Víctor Esquirol (Festival Punto de Vista, Pamplona)

En un rincón de Dublín, un director de cine emplea su tiempo ejerciendo como tal. Su nombre es Declan Clarke y, como sucede con las estrellas del firmamento, su trabajo, su luz, requiere de un tiempo de travesía hasta llegar hasta nuestras retinas. Este viaje lumínico se hace más patente aún cuando el cineasta pretende abarcar algo profundo, algo cómico, algo parecido al infinito. Aunque, paradójicamente, aquí el más-difícil-todavía llega servido en una pieza que alcanza la consideración de largometraje por solo unos segundos: la inmensidad debe caber en apenas 60 minutos. Un imposible al que Clarke da forma, en un principio, como lo haría el Theo Anthony de All Light, Everywhere, aquella odisea de historias, temáticas y problemáticas que, entre otras revelaciones, nos hacía ver la insoportable carga de 30 segundos (en silencio). Aquí, en Saturn and Beyond, parece que esto sea imposible: la voz en off del propio director se erige como entidad omnipresente que recita, cual alumno con la lección bien aprendida, algunos momentos estelares de la humanidad. Las referencias se multiplican: a científicos, a exploradores, a la historia, recopilada en una obra de Stefan Zweig, de cómo un gigantesco cable hundido en el océano Atlántico consiguió transportar el primer mensaje mandado de un continente a otro.

Pero hay más, mucho más. Ese cable enlaza con una antena, y esa dirige nuestra mirada hacia un telescopio que, evidentemente, apunta hacia el cielo, y llega allí donde ni nuestro ojo ni nuestra mente pueden llegar. Para perfilar este itinerario al infinito, la película se apoya en lo estático (nueva paradoja): en una serie de instantáneas y planos fijos contextualizados por la voz maquinal de Clarke, suerte de agarre clarividente en la nebulosa mamotrética por la que navegamos. Hasta que, de repente, aparece el propio director… y se queda sin palabras. Ahí está, de espaldas a la cámara, ocultando su rostro, montando la película que estamos viendo, agazapado sobre un escritorio repleto de documentos, mapas, planos, bocetos… El frenético ritmo conceptual de la obra se detiene, suspendida en la nada, en unos quehaceres que, por su apariencia insustancial o por estar “mal filmados”, cortan el inasumible flujo de información al que se nos estaba sometiendo. El orden y la presentación impecables del coleccionista “wesandersoniano”, en lo que parecía ser un tratado científico, cede en este punto al caos de esa voz interior que sonaba a tinnitus, y que Johannes Grenzfurthner quiso diseccionar recientemente en la demencial Masking Threshold.

Llegados a este punto de ruptura, Saturn and Beyond deviene el eco desgarrador de un suceso cataclísmico: una tragedia paterna revestida de enfermedad y muerte.

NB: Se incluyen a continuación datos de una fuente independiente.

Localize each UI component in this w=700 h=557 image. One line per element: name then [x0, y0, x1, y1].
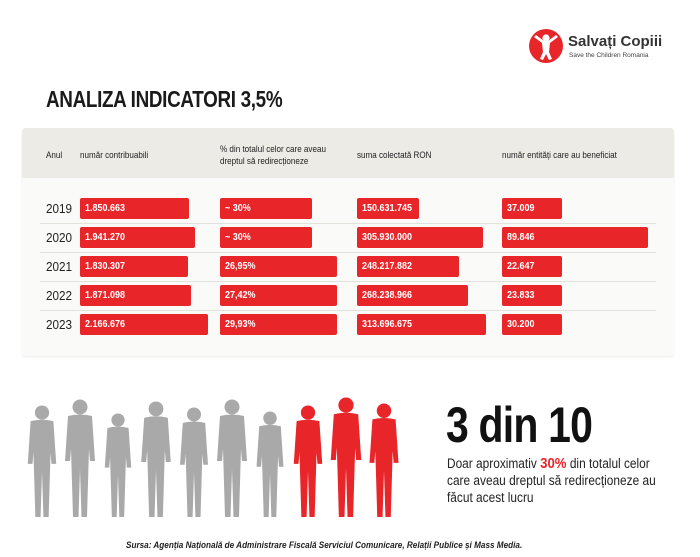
data-label: 2.166.676	[85, 319, 126, 330]
person-icon	[293, 405, 323, 517]
year-label: 2020	[46, 230, 73, 245]
indicator-table: Anul număr contribuabili % din totalul c…	[22, 128, 674, 356]
data-label: ~ 30%	[225, 203, 251, 214]
person-icon	[104, 413, 132, 517]
data-bar	[80, 285, 191, 306]
row-divider	[40, 223, 656, 224]
data-label: 26,95%	[225, 261, 256, 272]
data-bar	[502, 198, 562, 219]
data-bar	[502, 285, 562, 306]
person-icon	[330, 397, 362, 517]
source-note: Sursa: Agenția Națională de Administrare…	[126, 540, 523, 551]
data-label: 1.850.663	[85, 203, 126, 214]
data-bar	[220, 198, 312, 219]
column-header-percent: % din totalul celor care aveau dreptul s…	[220, 144, 326, 167]
year-label: 2019	[46, 201, 73, 216]
data-bar	[357, 198, 419, 219]
person-icon	[180, 407, 208, 517]
data-bar	[357, 285, 468, 306]
data-label: 37.009	[507, 203, 535, 214]
logo-tagline: Save the Children Romania	[569, 52, 649, 59]
data-bar	[80, 227, 195, 248]
row-divider	[40, 310, 656, 311]
row-divider	[40, 252, 656, 253]
save-the-children-logo-icon	[529, 29, 563, 63]
stat-description: Doar aproximativ 30% din totalul celor c…	[447, 455, 667, 506]
desc-after: din totalul celor care aveau dreptul să …	[447, 456, 656, 505]
year-label: 2023	[46, 317, 73, 332]
column-header-entities: număr entități care au beneficiat	[502, 150, 617, 161]
data-bar	[502, 256, 562, 277]
data-bar	[220, 285, 337, 306]
data-label: 268.238.966	[362, 290, 413, 301]
data-label: 23.833	[507, 290, 535, 301]
data-label: ~ 30%	[225, 232, 251, 243]
data-label: 1.941.270	[85, 232, 126, 243]
data-bar	[357, 314, 486, 335]
data-label: 313.696.675	[362, 319, 413, 330]
data-label: 89.846	[507, 232, 535, 243]
data-bar	[220, 314, 337, 335]
data-label: 27,42%	[225, 290, 256, 301]
column-header-contributors: număr contribuabili	[80, 150, 149, 161]
person-icon	[141, 401, 171, 517]
data-bar	[357, 256, 459, 277]
data-label: 30.200	[507, 319, 535, 330]
data-label: 1.830.307	[85, 261, 126, 272]
page-title: ANALIZA INDICATORI 3,5%	[46, 86, 283, 112]
data-bar	[80, 256, 188, 277]
person-icon	[217, 399, 247, 517]
data-bar	[220, 227, 312, 248]
data-bar	[80, 198, 189, 219]
data-label: 29,93%	[225, 319, 256, 330]
data-label: 305.930.000	[362, 232, 413, 243]
desc-highlight: 30%	[540, 455, 567, 472]
year-label: 2021	[46, 259, 73, 274]
data-bar	[357, 227, 483, 248]
desc-before: Doar aproximativ	[447, 456, 541, 471]
year-label: 2022	[46, 288, 73, 303]
data-bar	[220, 256, 337, 277]
row-divider	[40, 281, 656, 282]
data-bar	[80, 314, 208, 335]
salvati-copiii-logo: Salvați Copiii Save the Children Romania	[528, 28, 678, 72]
data-label: 248.217.882	[362, 261, 413, 272]
column-header-year: Anul	[46, 150, 63, 161]
data-label: 1.871.098	[85, 290, 126, 301]
table-header: Anul număr contribuabili % din totalul c…	[22, 128, 674, 178]
person-icon	[27, 405, 57, 517]
person-icon	[65, 399, 95, 517]
person-icon	[256, 411, 284, 517]
data-label: 150.631.745	[362, 203, 413, 214]
people-infographic	[27, 397, 399, 517]
big-stat: 3 din 10	[446, 397, 593, 453]
person-icon	[369, 403, 399, 517]
data-bar	[502, 227, 648, 248]
column-header-amount: suma colectată RON	[357, 150, 432, 161]
data-bar	[502, 314, 562, 335]
logo-name: Salvați Copiii	[568, 33, 663, 50]
data-label: 22.647	[507, 261, 535, 272]
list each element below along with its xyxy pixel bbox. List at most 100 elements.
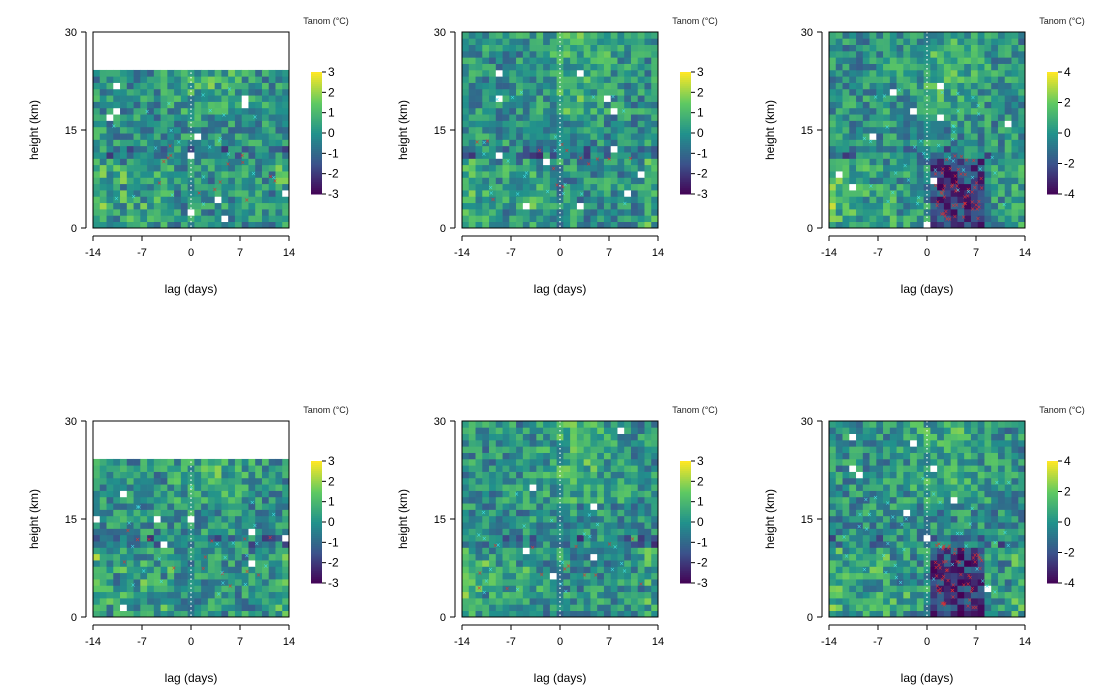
heatmap-cell (984, 69, 992, 77)
heatmap-cell (120, 88, 128, 96)
significance-marker: × (137, 504, 142, 511)
heatmap-cell (120, 133, 128, 140)
heatmap-cell (475, 452, 483, 460)
heatmap-cell (849, 69, 857, 77)
heatmap-cell (930, 69, 938, 77)
heatmap-cell (475, 171, 483, 178)
heatmap-cell (106, 215, 114, 223)
colorbar-step (1047, 72, 1058, 75)
heatmap-cell (475, 610, 483, 618)
heatmap-cell (603, 541, 612, 548)
heatmap-cell (597, 534, 605, 542)
heatmap-cell (516, 57, 524, 64)
heatmap-cell (160, 572, 168, 580)
heatmap-cell (563, 202, 571, 210)
significance-marker: × (949, 184, 954, 191)
significance-marker: × (976, 111, 981, 118)
heatmap-cell (876, 152, 884, 159)
heatmap-cell (889, 133, 897, 140)
heatmap-cell (255, 509, 263, 517)
significance-marker: × (271, 175, 276, 182)
heatmap-cell (849, 598, 857, 605)
heatmap-cell (644, 120, 652, 128)
colorbar-step (311, 177, 322, 181)
heatmap-cell (255, 547, 263, 555)
heatmap-cell (984, 171, 992, 178)
heatmap-cell (482, 202, 490, 210)
heatmap-cell (543, 57, 551, 64)
heatmap-cell (916, 145, 924, 153)
heatmap-cell (268, 107, 276, 115)
heatmap-cell (829, 88, 837, 96)
heatmap-cell (207, 126, 216, 134)
heatmap-cell (482, 421, 490, 428)
heatmap-cell (957, 598, 965, 605)
heatmap-cell (153, 196, 161, 204)
heatmap-cell (570, 152, 578, 159)
heatmap-cell (637, 152, 645, 159)
heatmap-cell (468, 107, 476, 115)
heatmap-cell (991, 177, 999, 185)
heatmap-cell (536, 171, 544, 178)
heatmap-cell (617, 522, 625, 529)
heatmap-cell (167, 120, 175, 128)
heatmap-cell (883, 171, 891, 178)
heatmap-cell (167, 465, 175, 472)
heatmap-cell (475, 190, 483, 197)
heatmap-cell (180, 95, 188, 102)
heatmap-cells (462, 32, 659, 229)
heatmap-cell (255, 126, 263, 134)
heatmap-cell (563, 126, 571, 134)
heatmap-cell (160, 101, 168, 109)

El silencio, ensordecedor, deja por fin espacio para que las imágenes hablen por sí mismas: ahí, Clarke abandona su disfraz de frío historiador y nos descubre su auténtica naturaleza de poeta silente, alguien que deja de lado las mediciones exactas para abrazar la imprecisión de la abstracción, la imperfección de la metáfora. Por su parte, la cámara, absorta en un constante devenir de luz que estalla y que inmediatamente después se extingue, se empapa del dolor del luto. Saturn and Beyond es, como lo era Ad Astra de James Gray, una historia sobre la distancia sideral que separa a un padre y un hijo. En un momento determinado, se hace patente que las historias del arranque del film eran en realidad souvenirs del ser querido, un escudo memorístico contra el desfallecimiento (aquí emerge el recuerdo de Masques de Olivier Smolders). De igual manera, los artilugios filmados que, antes ilustraban los milagros de la ciencia, ahora no son más que testigos lastimeros de un síndrome de Diógenes enterrado en polvo cometario.

 

En el tramo final del film, la estela a seguir la marca la poesía cósmico-humanista de Patricio Guzmán, redirigida hacia una esfera intimista. Consciente de la imposibilidad de la vuelta atrás, la película se resiste a terminar, se niega a morir. Y ahí nos tiene, expectantes ante una pantalla monocolor, agudizando los sentidos y la sensibilidad ante cualquier indicio que nos permita celebrar, aunque solo sea durante unos segundos más, el fulgor de la vida. El hijo que llora ante el vacío que ha dejado el padre alarga artificialmente la vida de su creación, escudriñando la desesperante incógnita del espacio post-créditos, esa luz al final del túnel o ese último fogonazo del proyector; ese “más allá” que aguarda, muy al final, en cada sesión cinematográfica.